Jeeny: “Have you thought how a son might carry that advice into his own relationships? How he teaches his children? That’s the real price — the lessons that multiply.”
Jack: “I did. I didn’t like what I saw in some of my friends. Men who hit before they talk, who believe fear is respect. But I also saw men who used force to protect and later wore it like a wound — always tender, always raw.”
Host: The night deepened, the lamp now a small island in a sea of black. Their voices lowered — argument moving toward memory.
Jeeny: “Maybe the difference is teaching choice as a skill. Tell him to pick up a brick, yes — but then teach him to put the brick down, too. Show him how to stand between fear and revenge, how to make a decision that’s not automatic.”
Jack: “That’s fair. But life doesn’t always give you the calm classroom to practice. Sometimes the door slams, and your hands act.”
Host: Their debate entered a second round, heat softening into honesty. The porch light stared at them like a witness.
Jeeny: “Then the duty of a parent is to prepare a child for violent moments without glorifying them. To speak about the future consequence, to teach self-respect, to practice escape routes, to teach words that de-escalate. Force may be a tool, but only one in a box that contains patience, understanding, and courage.”
Jack: “You make it sound neat. I like that. But the world is messy, Jeeny. Men like my father saw the mess and tried to arm their kids with clarity.”
Host: A breeze passed, cool and honest, and Jeeny closed her eyes for a second, tasting memory like salt. She spoke softer now, not to argue, but to offer.
Jeeny: “Maybe we need both kinds of teachers. The one who says ‘pick up a brick’ for immediate danger, and the one who says ‘this is why you put it down’ for the long game. The problem is when only the first teacher speaks.”
Jack: “And the problem is when only the second speaks and the kid gets hurt in the meantime.”
Host: The third round came with more care than heat — their voices weaving into a conversation about inheritance and intent.
Jeeny: “You once told me you hit back when you were young. Did it make you stronger?”
Jack: “At the time, yes. Later, I learned it made me smaller in certain ways. I built walls I had to chip down. Those walls kept people out when I didn’t want them out.”
Jeeny: “So the lesson is not that the brick is evil, but that it’s a heavy thing to carry. Teach the strength to lift it, and the wisdom to set it down.”
Jack: “That’s the truth I can live with.”
Host: The lamp flicked once, as if to bless their agreement, then settled into a steady glow. The street seemed to exhale.
Jeeny: “And teach other tools — voice, law, community. Teach the value of asking for help, the power of telling authority, the strength of walking away when walking away is the bravest thing to do.”
Jack: “Alright. Teach the box. Pack bricks, words, routes, and rules. Let kids know the cost of every choice.”
Host: They both smiled, small and tired, like two people who had argued their way to the same bedrock. The porch lamp cast their shadows long across the step — not separate, but entangled.
Jeeny: “In the end, it’s a father trying to keep his son from being hurt in the only language he knows. It’s messy, but it’s human.”
Jack: “And it’s our job to turn those messy lessons into teaching rather than habits.”

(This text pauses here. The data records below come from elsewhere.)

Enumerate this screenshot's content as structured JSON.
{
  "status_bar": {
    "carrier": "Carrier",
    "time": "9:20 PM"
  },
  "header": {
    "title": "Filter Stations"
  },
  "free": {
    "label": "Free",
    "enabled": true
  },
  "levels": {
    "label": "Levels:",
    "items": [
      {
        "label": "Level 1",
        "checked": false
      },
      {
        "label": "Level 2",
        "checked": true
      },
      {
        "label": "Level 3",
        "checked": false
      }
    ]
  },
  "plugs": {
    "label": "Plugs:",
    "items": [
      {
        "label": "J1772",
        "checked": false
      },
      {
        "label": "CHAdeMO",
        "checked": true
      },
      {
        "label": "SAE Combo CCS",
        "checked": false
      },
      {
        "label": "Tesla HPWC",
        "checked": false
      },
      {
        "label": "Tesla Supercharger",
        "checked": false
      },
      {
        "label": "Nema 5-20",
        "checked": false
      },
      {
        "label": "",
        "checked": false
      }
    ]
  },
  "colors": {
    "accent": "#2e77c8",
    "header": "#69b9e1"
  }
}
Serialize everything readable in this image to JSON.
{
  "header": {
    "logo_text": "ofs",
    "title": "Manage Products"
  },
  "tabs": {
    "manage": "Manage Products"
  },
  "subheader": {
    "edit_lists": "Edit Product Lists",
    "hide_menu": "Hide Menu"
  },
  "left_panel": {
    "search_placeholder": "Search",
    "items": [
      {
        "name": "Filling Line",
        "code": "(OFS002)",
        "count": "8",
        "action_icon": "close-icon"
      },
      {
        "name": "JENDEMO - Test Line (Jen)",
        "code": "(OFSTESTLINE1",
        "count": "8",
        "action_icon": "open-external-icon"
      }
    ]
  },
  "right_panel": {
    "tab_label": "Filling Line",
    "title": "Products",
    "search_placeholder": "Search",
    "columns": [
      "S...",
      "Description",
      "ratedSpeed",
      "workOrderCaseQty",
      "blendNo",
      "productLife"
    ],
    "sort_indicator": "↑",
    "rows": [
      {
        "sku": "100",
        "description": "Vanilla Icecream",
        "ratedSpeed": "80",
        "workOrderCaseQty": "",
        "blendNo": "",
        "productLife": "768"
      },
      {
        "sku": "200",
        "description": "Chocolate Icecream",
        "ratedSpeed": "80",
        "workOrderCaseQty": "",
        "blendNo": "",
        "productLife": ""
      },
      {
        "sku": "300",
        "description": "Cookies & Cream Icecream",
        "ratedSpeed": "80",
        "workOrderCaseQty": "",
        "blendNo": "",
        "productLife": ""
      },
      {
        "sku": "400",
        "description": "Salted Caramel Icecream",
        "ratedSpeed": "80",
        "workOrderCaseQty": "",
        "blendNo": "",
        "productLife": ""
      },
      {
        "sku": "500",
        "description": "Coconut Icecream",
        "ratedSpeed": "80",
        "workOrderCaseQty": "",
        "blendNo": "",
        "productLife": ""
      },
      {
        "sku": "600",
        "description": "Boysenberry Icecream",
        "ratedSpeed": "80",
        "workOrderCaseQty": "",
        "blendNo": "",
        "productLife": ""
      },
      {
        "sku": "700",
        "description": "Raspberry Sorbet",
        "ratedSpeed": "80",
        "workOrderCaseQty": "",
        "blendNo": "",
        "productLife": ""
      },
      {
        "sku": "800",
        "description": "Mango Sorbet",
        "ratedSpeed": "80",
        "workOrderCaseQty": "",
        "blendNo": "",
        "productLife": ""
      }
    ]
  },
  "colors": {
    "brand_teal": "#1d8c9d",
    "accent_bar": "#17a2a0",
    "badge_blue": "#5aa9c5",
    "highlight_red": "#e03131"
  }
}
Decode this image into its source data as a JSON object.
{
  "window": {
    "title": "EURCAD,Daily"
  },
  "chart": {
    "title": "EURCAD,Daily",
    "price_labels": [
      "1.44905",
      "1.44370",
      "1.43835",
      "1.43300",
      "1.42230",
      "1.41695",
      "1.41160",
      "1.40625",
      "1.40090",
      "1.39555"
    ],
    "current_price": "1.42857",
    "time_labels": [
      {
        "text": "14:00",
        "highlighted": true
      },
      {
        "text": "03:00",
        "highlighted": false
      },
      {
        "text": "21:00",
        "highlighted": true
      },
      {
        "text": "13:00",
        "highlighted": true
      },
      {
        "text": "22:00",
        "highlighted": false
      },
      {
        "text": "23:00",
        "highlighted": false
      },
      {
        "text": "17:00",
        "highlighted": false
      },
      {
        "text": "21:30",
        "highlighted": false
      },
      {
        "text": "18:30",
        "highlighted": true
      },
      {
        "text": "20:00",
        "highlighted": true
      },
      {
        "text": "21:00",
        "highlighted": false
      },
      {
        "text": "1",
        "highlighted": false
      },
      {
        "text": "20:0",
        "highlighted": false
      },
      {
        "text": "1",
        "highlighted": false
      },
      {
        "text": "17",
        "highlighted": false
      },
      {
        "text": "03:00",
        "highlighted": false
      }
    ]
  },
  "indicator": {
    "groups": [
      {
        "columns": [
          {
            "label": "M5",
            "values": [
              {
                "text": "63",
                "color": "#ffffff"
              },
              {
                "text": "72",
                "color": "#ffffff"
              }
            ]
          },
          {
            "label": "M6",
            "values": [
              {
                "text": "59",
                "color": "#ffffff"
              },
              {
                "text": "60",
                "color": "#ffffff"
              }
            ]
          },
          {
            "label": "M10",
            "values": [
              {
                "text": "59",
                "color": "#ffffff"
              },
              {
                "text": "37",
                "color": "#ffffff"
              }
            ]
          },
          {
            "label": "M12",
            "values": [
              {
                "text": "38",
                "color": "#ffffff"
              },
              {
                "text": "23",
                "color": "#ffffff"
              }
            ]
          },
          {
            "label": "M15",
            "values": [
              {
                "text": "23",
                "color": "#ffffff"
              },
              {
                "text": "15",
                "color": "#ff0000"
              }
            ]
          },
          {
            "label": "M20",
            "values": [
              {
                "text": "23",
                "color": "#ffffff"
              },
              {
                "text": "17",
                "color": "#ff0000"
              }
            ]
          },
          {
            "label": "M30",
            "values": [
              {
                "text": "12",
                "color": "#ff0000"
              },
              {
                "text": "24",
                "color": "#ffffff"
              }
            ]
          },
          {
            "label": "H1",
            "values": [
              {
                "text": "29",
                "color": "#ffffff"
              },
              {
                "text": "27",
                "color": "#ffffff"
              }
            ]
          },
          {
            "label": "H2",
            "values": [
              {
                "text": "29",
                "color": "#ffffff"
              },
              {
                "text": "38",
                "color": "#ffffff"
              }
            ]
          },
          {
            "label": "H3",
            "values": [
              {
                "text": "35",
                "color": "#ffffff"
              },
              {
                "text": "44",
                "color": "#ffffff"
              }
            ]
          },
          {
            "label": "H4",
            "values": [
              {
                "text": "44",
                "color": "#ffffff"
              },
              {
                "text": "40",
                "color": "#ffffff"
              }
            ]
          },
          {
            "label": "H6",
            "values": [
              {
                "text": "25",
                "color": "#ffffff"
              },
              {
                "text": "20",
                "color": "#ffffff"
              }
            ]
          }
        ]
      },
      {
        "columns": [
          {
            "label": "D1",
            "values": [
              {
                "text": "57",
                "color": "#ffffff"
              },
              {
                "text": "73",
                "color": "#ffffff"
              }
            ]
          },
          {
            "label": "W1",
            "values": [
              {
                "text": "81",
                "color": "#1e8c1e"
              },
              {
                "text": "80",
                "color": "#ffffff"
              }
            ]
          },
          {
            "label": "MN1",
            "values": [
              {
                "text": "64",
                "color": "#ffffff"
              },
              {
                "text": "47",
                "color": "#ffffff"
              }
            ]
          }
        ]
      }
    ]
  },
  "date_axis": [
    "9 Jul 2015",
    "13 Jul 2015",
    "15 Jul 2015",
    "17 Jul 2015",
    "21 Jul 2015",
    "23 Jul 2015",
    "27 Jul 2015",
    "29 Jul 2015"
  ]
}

Host: The night held them a little longer, listening like a kindly judge. A neighbor’s light blinked, and the world around them moved on — noisy, stubborn, full of consequence.
They stood, and without grand gestures, each knew what the other meant: that violence can be a tool, but never the whole of education; that love can sound like orders when fear shapes it; and that the true work of parenthood is to teach how to survive and how to become less likely to need survival.
In the soft light, they set the paper down, a quiet monument to a lesson that was at once old and new: pick up the brick if you must, but learn why, when, and how to put it down.